Gelap, Gelap Sekali
Gelap di luar dan
hening di dalam. Dengus napas istriku teratur. Lampu tempel sudah
kumatikan. Hanya dingin malam yang menyeruak dari celah dinding bambu membuat
aku menarik selimut melewati dada. Sesekali suara burung malam terdengar di
kejauhan. Barangkali burung hantu yang mencari mangsa, berpindah-pindah dari
satu arah ke arah lain. Tanah huma di pinggir hutan mungkin mengubah kawasan
hunian binatang sekitar.
Aku sulit memejamkan
mata karena nyamuk kecil yang sering mendengung dengan bunyi yang nyaring,
sesekali nyamuk itu menerkam kuping. Malam semakin larut ketika merasakan ada
sesuatu yang mengusik gelapnya malam. Beberapa rumah panggung terdapat di desa
yang baru kami bangun, sekitar setahun yang lalu, tanah garapan baru. Jarak
antara satu rumah dengan rumah lainnya kira-kira lima puluh meter. Gemerisik
sesuatu antara belukar semakin mengganggu ketika terdengar ketukan di rumah
tetangga. Derap kaki bersepatu berat semakin jelas terdengar disusul dengan
gedoran. Ada teriakan kasar. Aku mengintip dari celah dinding, tetapi tidak ada
sesuatu yang tampak. Gelap malam memeluk rahasia malam. Teriakan terdengar
ketika langkah kaki itu agak menjauh. Ada pukulan yang keras membuat teriakan
lenyap. Sunyi malam mendekap.
Kugoyang-goyang tubuh
istriku sambil berbisik, ”Kau dengar suara-suara ribut itu?”
Ia membuka matanya dan
menggosok kelopak matanya, lalu menjawab, ”Sayup-sayup.

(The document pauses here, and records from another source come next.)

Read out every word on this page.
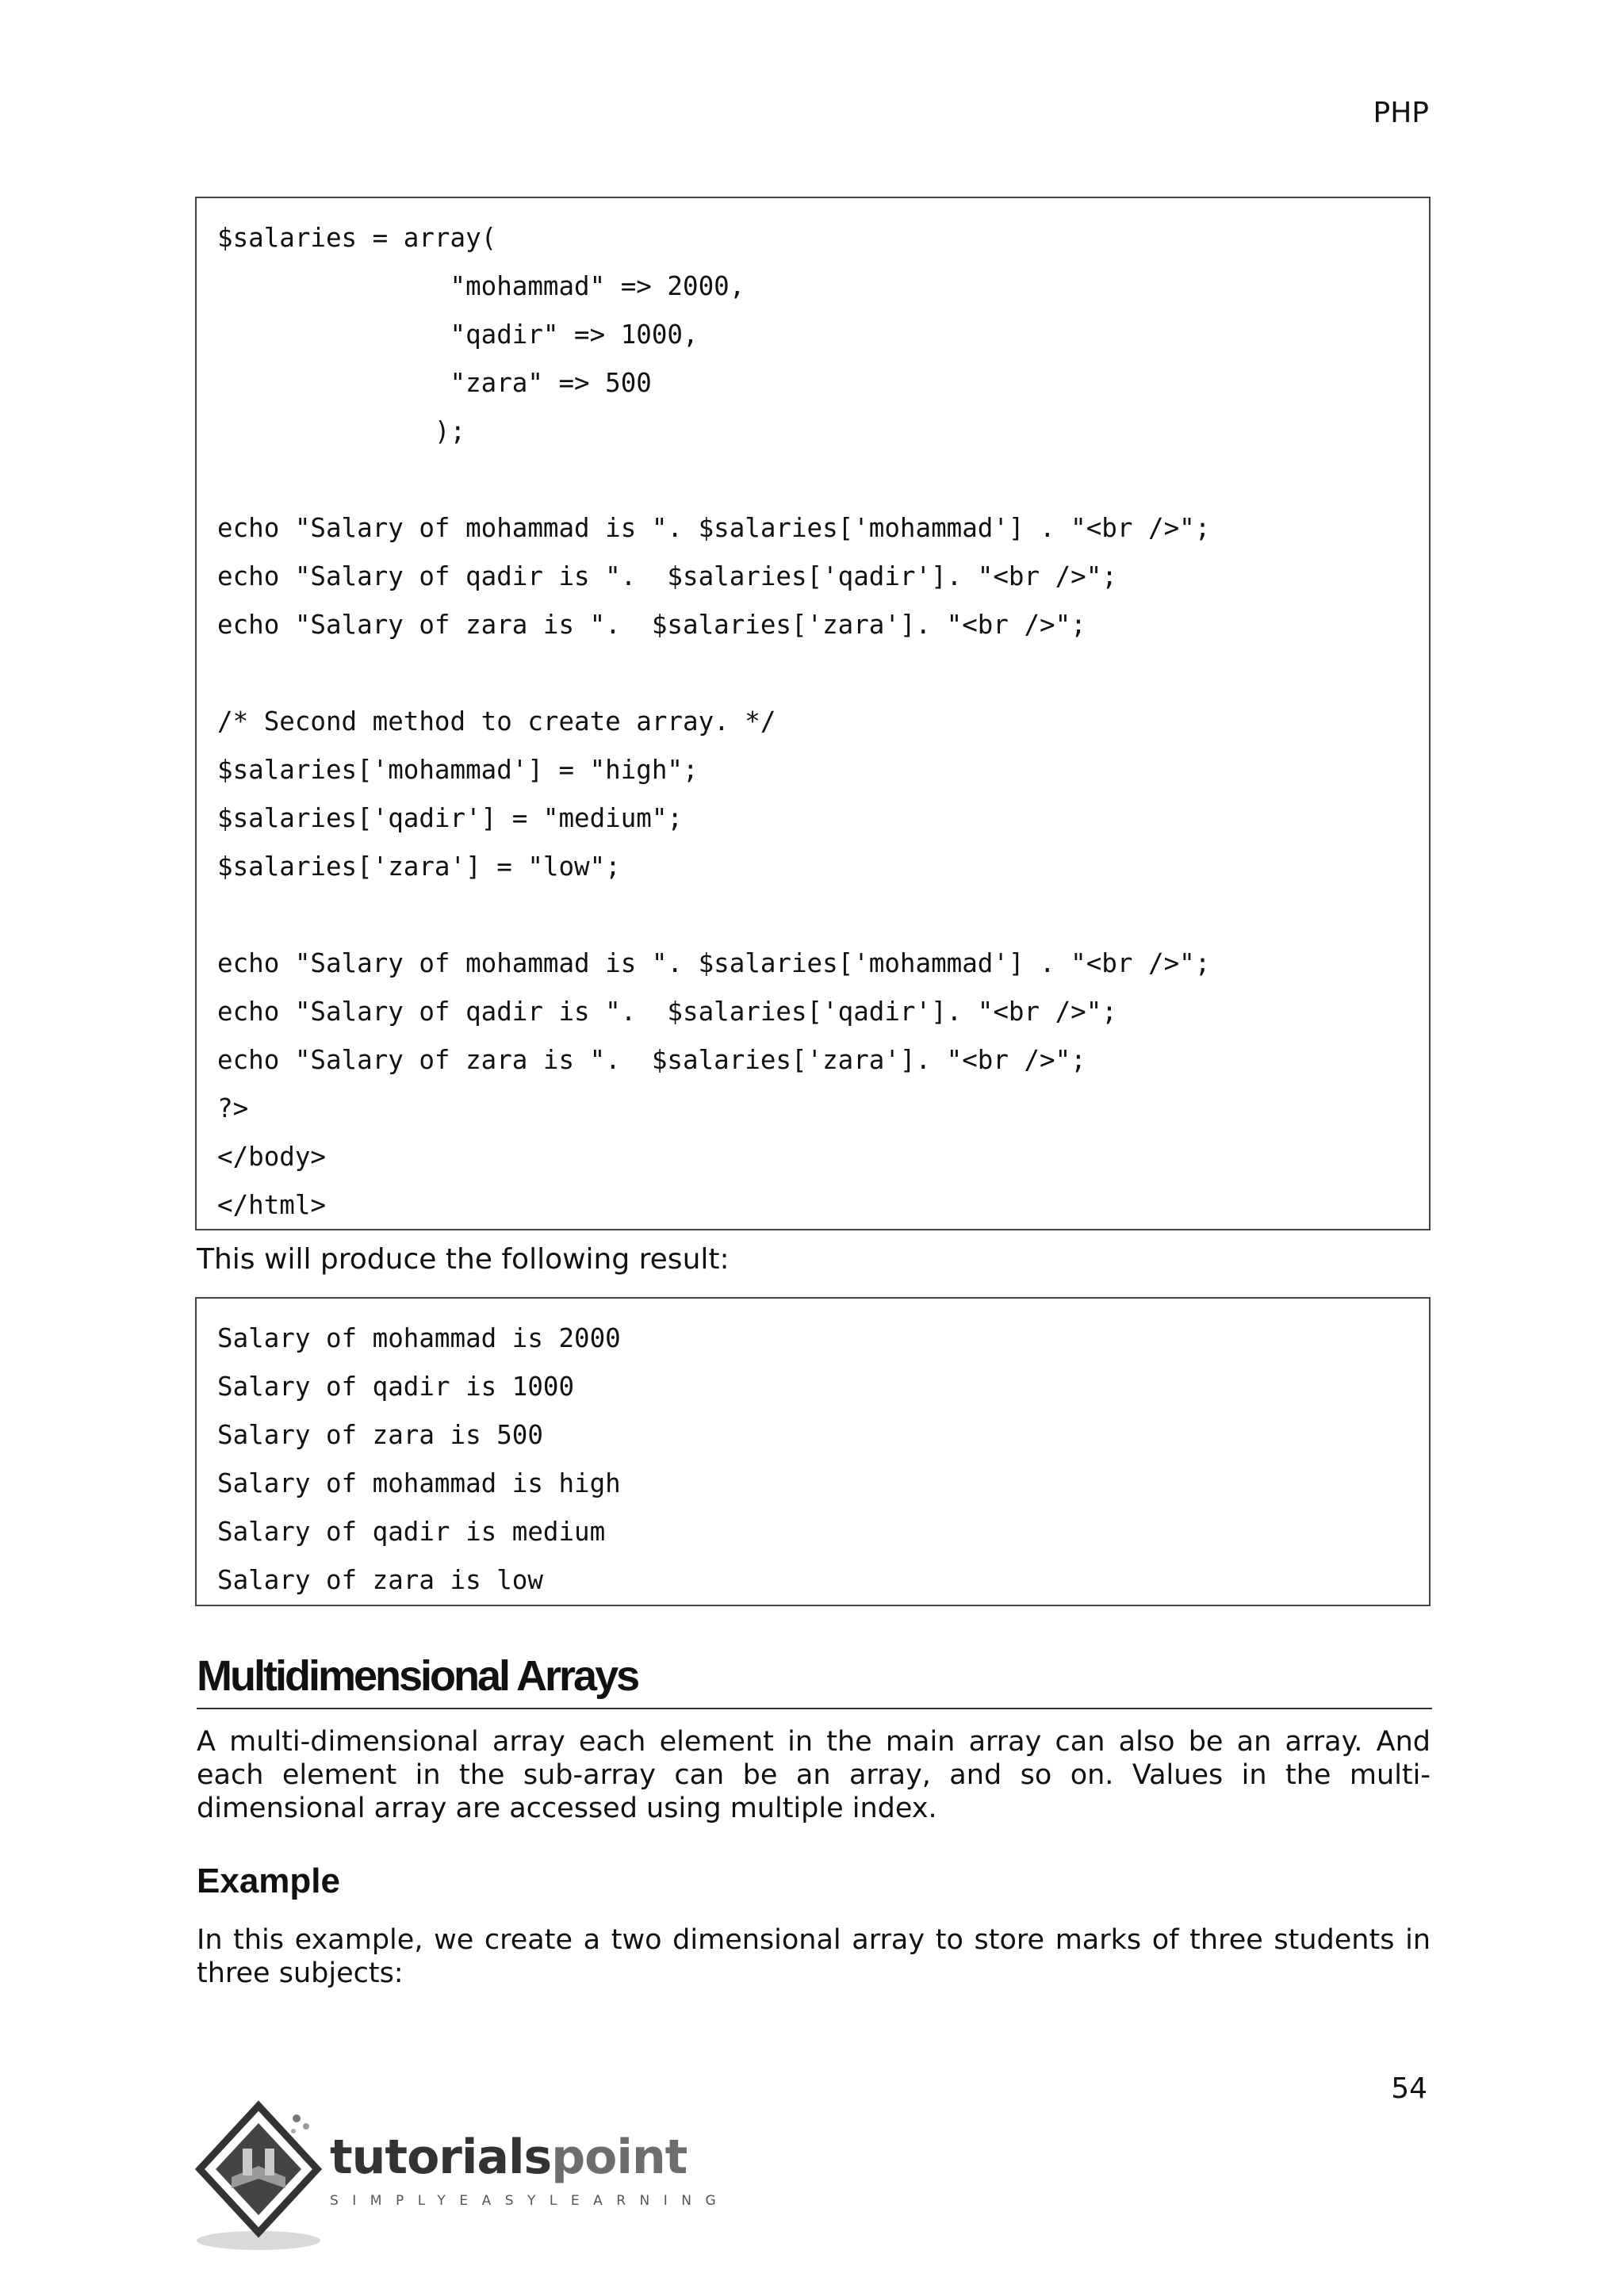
PHP
$salaries = array(
"mohammad" => 2000,
"qadir" => 1000,
"zara" => 500
);
echo "Salary of mohammad is ". $salaries['mohammad'] . "<br />";
echo "Salary of qadir is ".  $salaries['qadir']. "<br />";
echo "Salary of zara is ".  $salaries['zara']. "<br />";
/* Second method to create array. */
$salaries['mohammad'] = "high";
$salaries['qadir'] = "medium";
$salaries['zara'] = "low";
echo "Salary of mohammad is ". $salaries['mohammad'] . "<br />";
echo "Salary of qadir is ".  $salaries['qadir']. "<br />";
echo "Salary of zara is ".  $salaries['zara']. "<br />";
?>
</body>
</html>
This will produce the following result:
Salary of mohammad is 2000
Salary of qadir is 1000
Salary of zara is 500
Salary of mohammad is high
Salary of qadir is medium
Salary of zara is low
Multidimensional Arrays
A multi-dimensional array each element in the main array can also be an array. And each element in the sub-array can be an array, and so on. Values in the multi-dimensional array are accessed using multiple index.
Example
In this example, we create a two dimensional array to store marks of three students in three subjects:
54
tutorialspoint
SIMPLYEASYLEARNING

Seolah-olah ada sesuatu
yang terjadi.”
”Apa, ya?” kataku
seolah-olah berkata kepada diri sendiri.
Beberapa menit kami
tenggelam dalam hening.
Sepanjang malam kami
tidak dapat tidur, tak juga berani berbicara atau menduga-duga apa yang
terjadi. Rasanya malam merangkak amat lama.
Subuh, ada tangisan
dari arah tetangga sebelah.
Ketika ayam berkokok,
aku memberanikan diri turun tangga rumah, dan bergegas ke rumah sebelah.
Beberapa orang tetangga
lain sudah ada di situ. Aku bergabung dengan mereka.
”Ada apa?” kataku.
Seorang kepala dusun
yang kami angkat sendiri malah balik bertanya, ”Tidakkah Saudara dengar
peristiwa tadi dalam?”
”Ya, kudengar langkah
kaki, gedoran dan orang berteriak karena dipukul. Aku tidak berani keluar.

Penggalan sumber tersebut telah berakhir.